Duas notícias nas últimas 48 horas produzem uma fotografia de como investimentos no setor de energia — altamente intensivos em capital — estão cotidianamente sujeitos aos humores do Ministério Público e canetadas de juízes, um retrato da insegurança jurídica crônica no setor.

Ontem, o Ministério Público Federal conseguiu uma decisão na Justiça para revogar licenciamentos que a Eneva já havia obtido para certas áreas do campo de Azulão — paralisando o início da atividade de exploração que a companhia faria nessas áreas.

O argumento do MPF foi que as áreas se sobrepõem ao território indígena Gavião Real e que as licenças foram obtidas de forma irregular.

A decisão da Justiça também suspendeu a emissão de novas licenças para Azulão.

Para a Eneva, esse tipo de contratempo é quase uma rotina, um fato que escancara as dificuldades de se operar no País e compõem o infame custo Brasil.

“Isso acontece toda hora no Norte. De algum procurador, ONG ou ativista pedir para a Justiça cancelar licenciamentos ou paralisar projetos,” disse uma fonte próxima à companhia. “Mas os argumentos são sempre muito frágeis. É algo que a Eneva deve conseguir derrubar tranquilamente.”

Apesar de comum, esse tipo de questionamento escancara a falta de governança entre os órgãos públicos, criando situações em que um braço do Estado aprova uma licença e outro tenta cancelá-la. 
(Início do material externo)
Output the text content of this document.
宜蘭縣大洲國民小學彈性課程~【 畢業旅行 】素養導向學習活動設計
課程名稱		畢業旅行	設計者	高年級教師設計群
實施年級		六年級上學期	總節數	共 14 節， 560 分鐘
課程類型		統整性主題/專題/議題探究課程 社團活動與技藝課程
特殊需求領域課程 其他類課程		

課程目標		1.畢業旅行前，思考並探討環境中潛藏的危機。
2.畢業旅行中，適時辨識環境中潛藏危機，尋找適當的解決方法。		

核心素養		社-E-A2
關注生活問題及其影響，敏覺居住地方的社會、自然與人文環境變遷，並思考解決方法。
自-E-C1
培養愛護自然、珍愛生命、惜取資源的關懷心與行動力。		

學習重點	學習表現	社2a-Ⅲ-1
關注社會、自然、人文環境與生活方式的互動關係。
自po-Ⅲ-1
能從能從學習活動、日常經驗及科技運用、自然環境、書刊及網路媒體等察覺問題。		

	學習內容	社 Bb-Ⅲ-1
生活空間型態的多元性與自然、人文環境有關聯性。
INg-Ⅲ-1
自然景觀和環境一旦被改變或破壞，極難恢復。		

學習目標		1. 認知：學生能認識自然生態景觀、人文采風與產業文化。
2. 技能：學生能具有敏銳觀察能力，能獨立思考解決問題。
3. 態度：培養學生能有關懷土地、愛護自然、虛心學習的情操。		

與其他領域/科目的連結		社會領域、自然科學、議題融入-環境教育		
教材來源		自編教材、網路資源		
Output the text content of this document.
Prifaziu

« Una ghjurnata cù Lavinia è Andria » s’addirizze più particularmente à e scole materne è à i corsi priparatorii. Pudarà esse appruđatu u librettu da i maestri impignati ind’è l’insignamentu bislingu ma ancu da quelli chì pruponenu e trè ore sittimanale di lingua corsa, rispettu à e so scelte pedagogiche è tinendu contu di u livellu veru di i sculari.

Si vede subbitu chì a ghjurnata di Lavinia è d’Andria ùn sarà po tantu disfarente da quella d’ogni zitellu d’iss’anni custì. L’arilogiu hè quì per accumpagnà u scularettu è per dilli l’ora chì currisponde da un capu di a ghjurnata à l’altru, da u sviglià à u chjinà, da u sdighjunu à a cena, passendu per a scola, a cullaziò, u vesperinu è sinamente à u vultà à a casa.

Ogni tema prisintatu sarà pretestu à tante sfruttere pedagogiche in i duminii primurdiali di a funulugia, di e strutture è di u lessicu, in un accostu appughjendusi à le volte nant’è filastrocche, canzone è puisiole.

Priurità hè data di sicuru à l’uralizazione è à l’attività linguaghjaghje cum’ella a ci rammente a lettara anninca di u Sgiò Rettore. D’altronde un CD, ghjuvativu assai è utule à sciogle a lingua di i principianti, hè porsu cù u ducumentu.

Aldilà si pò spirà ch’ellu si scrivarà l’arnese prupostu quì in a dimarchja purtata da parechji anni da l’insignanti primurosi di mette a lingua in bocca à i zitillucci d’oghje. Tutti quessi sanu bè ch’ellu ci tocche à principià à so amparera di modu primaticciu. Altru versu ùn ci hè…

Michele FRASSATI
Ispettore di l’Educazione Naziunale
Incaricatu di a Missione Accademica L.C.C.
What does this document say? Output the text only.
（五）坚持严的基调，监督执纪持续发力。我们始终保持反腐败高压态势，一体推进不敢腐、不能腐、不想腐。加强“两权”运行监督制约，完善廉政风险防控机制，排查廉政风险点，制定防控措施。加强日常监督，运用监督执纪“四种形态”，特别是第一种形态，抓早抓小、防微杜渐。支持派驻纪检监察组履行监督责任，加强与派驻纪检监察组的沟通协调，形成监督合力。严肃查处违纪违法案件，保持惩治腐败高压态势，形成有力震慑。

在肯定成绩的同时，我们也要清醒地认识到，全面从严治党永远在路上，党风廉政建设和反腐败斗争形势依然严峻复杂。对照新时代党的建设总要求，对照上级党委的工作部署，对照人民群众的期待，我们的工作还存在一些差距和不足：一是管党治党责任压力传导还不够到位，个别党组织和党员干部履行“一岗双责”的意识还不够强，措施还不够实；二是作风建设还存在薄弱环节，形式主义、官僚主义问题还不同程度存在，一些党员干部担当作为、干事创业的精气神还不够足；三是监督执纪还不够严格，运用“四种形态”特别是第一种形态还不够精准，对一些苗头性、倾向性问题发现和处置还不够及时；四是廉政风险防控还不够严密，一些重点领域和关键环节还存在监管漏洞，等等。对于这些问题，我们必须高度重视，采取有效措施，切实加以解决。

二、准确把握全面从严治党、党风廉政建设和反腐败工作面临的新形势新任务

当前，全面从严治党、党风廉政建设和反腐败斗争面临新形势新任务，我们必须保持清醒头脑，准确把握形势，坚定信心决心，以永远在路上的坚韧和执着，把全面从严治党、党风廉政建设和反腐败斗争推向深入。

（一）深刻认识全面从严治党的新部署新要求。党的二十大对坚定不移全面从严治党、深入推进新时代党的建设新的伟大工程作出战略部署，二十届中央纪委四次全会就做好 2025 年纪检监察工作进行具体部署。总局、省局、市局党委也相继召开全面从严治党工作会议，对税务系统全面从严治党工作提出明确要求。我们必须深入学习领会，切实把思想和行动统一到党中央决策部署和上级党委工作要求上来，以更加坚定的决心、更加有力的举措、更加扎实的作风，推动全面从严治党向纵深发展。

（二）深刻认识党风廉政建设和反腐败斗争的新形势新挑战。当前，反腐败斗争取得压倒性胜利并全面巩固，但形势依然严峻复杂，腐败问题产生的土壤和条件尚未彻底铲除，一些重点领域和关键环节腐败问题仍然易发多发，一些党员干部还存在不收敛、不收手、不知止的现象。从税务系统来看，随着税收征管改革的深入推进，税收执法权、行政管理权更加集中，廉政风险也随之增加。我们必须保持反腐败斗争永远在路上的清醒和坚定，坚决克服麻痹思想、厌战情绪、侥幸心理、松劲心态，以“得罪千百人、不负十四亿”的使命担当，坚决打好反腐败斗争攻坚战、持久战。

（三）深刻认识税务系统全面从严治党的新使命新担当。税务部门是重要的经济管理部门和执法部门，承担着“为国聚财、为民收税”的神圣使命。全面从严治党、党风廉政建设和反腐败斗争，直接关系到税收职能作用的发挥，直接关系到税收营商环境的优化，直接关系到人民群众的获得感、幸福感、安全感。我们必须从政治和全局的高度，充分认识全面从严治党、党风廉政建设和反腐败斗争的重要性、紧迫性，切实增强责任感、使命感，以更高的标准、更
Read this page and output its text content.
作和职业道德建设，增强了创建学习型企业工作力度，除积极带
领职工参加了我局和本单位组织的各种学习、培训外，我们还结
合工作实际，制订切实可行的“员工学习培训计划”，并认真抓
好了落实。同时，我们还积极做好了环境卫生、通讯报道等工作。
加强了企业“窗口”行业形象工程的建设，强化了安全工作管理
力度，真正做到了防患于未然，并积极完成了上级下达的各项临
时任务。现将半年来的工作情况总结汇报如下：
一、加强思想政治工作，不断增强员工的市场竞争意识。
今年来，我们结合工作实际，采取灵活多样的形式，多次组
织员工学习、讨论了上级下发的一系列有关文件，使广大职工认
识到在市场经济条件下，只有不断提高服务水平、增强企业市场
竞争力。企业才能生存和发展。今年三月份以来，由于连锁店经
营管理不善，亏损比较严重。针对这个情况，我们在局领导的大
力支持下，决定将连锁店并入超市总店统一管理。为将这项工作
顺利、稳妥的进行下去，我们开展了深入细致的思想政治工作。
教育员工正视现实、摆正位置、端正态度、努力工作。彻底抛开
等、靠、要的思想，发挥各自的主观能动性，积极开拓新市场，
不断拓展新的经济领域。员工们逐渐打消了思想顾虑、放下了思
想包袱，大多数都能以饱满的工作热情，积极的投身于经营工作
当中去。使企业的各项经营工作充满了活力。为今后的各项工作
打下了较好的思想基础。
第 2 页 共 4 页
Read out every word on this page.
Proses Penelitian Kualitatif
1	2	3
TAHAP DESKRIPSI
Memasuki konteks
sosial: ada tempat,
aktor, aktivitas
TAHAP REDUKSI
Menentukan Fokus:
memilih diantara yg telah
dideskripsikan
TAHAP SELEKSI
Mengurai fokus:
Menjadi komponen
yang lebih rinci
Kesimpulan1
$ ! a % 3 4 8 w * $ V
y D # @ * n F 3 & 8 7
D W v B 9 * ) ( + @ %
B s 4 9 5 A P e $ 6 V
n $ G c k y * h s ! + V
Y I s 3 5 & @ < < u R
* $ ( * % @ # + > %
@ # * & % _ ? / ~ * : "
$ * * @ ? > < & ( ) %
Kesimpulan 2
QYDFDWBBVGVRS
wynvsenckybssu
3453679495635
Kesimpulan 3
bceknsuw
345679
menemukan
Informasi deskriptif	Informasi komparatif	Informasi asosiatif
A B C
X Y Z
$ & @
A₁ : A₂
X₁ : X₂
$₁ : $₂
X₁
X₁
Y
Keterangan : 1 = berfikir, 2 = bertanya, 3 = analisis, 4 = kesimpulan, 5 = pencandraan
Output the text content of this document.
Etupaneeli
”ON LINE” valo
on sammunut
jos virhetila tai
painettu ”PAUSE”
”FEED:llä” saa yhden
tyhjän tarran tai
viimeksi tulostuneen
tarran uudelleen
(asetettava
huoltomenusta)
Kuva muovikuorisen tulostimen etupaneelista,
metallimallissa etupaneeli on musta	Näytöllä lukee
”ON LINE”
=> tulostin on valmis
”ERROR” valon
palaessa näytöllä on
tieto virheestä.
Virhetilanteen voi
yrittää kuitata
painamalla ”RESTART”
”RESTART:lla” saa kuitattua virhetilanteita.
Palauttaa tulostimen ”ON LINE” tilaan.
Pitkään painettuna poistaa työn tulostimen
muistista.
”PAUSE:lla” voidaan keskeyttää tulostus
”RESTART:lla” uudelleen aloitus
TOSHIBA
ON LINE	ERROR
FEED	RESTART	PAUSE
“Quando a ANP organiza blocos e faz um leilão, ela já faz todo o trabalho de verificação ambiental, e vê se tem indígenas na área. Quando o IPAAM concede uma licença, a mesma coisa. Mas mesmo assim, no Brasil sempre tem alguém que pode levantar o dedo e questionar.”

Para a operação da Eneva, o impacto da decisão é muito baixo — e a ação da companhia até subiu hoje apesar da notícia. 

A decisão da Justiça foi restrita a áreas específicas de Azulão que ainda estão na fase de exploração. O restante da operação segue normal, com a térmica a gás da região produzindo a todo vapor — e abastecendo, por exemplo, 60% da cidade de Roraima. 

Em outra frente, o Ministério Público pediu na segunda-feira o cancelamento do leilão de blocos de exploração de petróleo na Margem Equatorial, marcado para o dia 17 de julho, também apontando questões ambientais. 

O MPF disse que a decisão de “expandir a fronteira de exploração petrolífera no Brasil, especialmente na foz do Amazonas, representa um grave contrassenso aos esforços globais de descarbonização e aos compromissos climáticos do País.”

O pedido — assinado por nove procuradores do Pará — diz ainda que 47 blocos do leilão são re-ofertas de áreas não arrematadas no leilão de 2013-2014 e que, “mesmo após mais de dez anos, nenhum dos blocos então arrematados na bacia obteve licença de operação.”

O MPF pede que a ANP exclua esses 47 blocos, de um total de 63 na Margem Equatorial, ou então cancele o leilão. O MPF deu 72 horas para a ANP se manifestar sobre o pedido. 

Hoje, uma ONG do Pará, o Instituto Arayara, também entrou com um pacote de ações judiciais para suspender o leilão.

Para um executivo do setor de energia, os dois pedidos “prejudicam um leilão que ia trazer um benefício enorme para o Brasil.”

“O Brasil está caminhando para uma queda grande da produção do petróleo do pré-sal em 2030, e precisa repor urgentemente suas reservas. Esse leilão é fundamental para isso.”

O leilão também injetaria bilhões de reais no caixa do Tesouro.